À l’aube de l’indépendance en 1960, la République Démocratique du Congo héritait d’un système éducatif limité mais structuré, fortement soutenu par les missions catholiques. Ce modèle, bien que paternaliste et sélectif, avait permis l’émergence d’une élite congolaise éduquée. Plus de six décennies plus tard, l’enseignement congolais a connu un recul dramatique, à la fois en qualité, en accessibilité et en pertinence.
Un recul historique documenté
Dans les années 1960-1970, le Congo postcolonial affichait un taux de scolarisation relativement élevé en Afrique centrale, et ses institutions jouissaient d’un prestige académique régional. Mais les décennies suivantes, marquées par la dictature mobutiste, les crises économiques, les conflits armés et la mauvaise gouvernance, ont progressivement désintégré les fondations de l’enseignement national.
Aujourd’hui, le niveau de l’enseignement congolais est l’un des plus faibles d’Afrique, selon plusieurs rapports de l’UNESCO et de la Banque mondiale. Le pays peine à former des élèves capables de lire couramment ou de résoudre des opérations élémentaires en fin de cycle primaire. L’écart entre l’élève congolais et ses pairs d’Afrique australe ou de l’Est est de plus en plus marqué.
Un problème de langue aux racines profondes
L’un des défis majeurs reste la langue d’enseignement. Si le français demeure la langue officielle de scolarisation, il est loin d’être maîtrisé par une majorité d’élèves à leur entrée à l’école. L’absence de politique linguistique cohérente pour intégrer les langues nationales (lingala, swahili, kikongo, tshiluba) comme passerelles d’apprentissage a creusé un fossé entre élèves, enseignants et programmes scolaires. Le résultat : une perte de sens, une mémorisation mécanique, et une incapacité à construire des savoirs durables.
Infrastructures : l’école sous les arbres
Dans les milieux urbains comme en zones rurales, les infrastructures scolaires sont largement inadaptées. Il n’est pas rare de trouver des élèves entassés à plus de 100 par classe, partageant deux bancs pour quatre. Dans certaines provinces, des écoles fonctionnent sans toitures, sans tableaux, ni toilettes. L’électricité, les bibliothèques ou les laboratoires sont un luxe réservé à une poignée d’écoles urbaines, souvent privées.

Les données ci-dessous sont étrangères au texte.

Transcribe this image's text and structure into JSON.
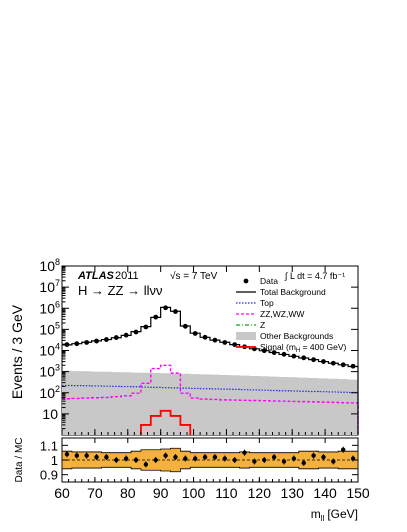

Le secteur public est gravement sinistré. Les écoles véritablement publiques sont rares : dans la majorité des cas, les établissements dits « publics » sont en réalité gérés par des réseaux confessionnels (principalement catholiques, protestants, kimbanguistes) ou des structures privées à but lucratif, avec peu de régulation. Ce modèle hybride fragilise l’universalité du droit à l’éducation.
Efforts du gouvernement : une volonté confrontée à la réalité
Depuis 2019, la gratuité de l’enseignement primaire a été instaurée comme politique phare du président Félix Tshisekedi. Cette réforme a permis de ramener plus de 4 millions d’enfants à l’école, selon les estimations officielles. Mais elle s’est déployée sans planification suffisante ni financement durable. Résultat : classes surpeuplées, enseignants non formés, infrastructures saturées.
Par ailleurs, l’État a engagé des initiatives comme la réhabilitation de certaines écoles, la distribution de bancs et kits scolaires, et la mécanisation progressive de milliers d’enseignants. Des réformes sont en cours, notamment pour réviser les programmes scolaires et digitaliser l’administration éducative. Mais ces efforts sont encore insuffisants face à l’ampleur de la crise.
L’urgence d’un nouveau pacte éducatif
À l’ère de l’économie du savoir, l’enseignement congolais ne peut rester figé dans les recettes du passé. Il a besoin d’une refondation ambitieuse, articulée autour de plusieurs axes : Une revalorisation structurelle du métier d’enseignant, avec formation continue, rémunération décente et protection sociale ; Une planification rigoureuse des infrastructures scolaires, surtout en zones rurales ; Une politique linguistique inclusive, qui tienne compte des réalités sociolinguistiques locales ; Un contrôle plus strict des écoles privées et la réaffirmation du rôle central de l’État comme garant de l’éducation pour tous.
L’enseignement en RDC est aujourd’hui le reflet d’un pays à la croisée des chemins : riche en potentiel humain, mais incapable de le valoriser à travers un système éducatif digne. Il est temps de se dépasser pour poser les bases d’une vision éducative claire, cohérente et durable, capable de transformer le destin de millions d’enfants congolais.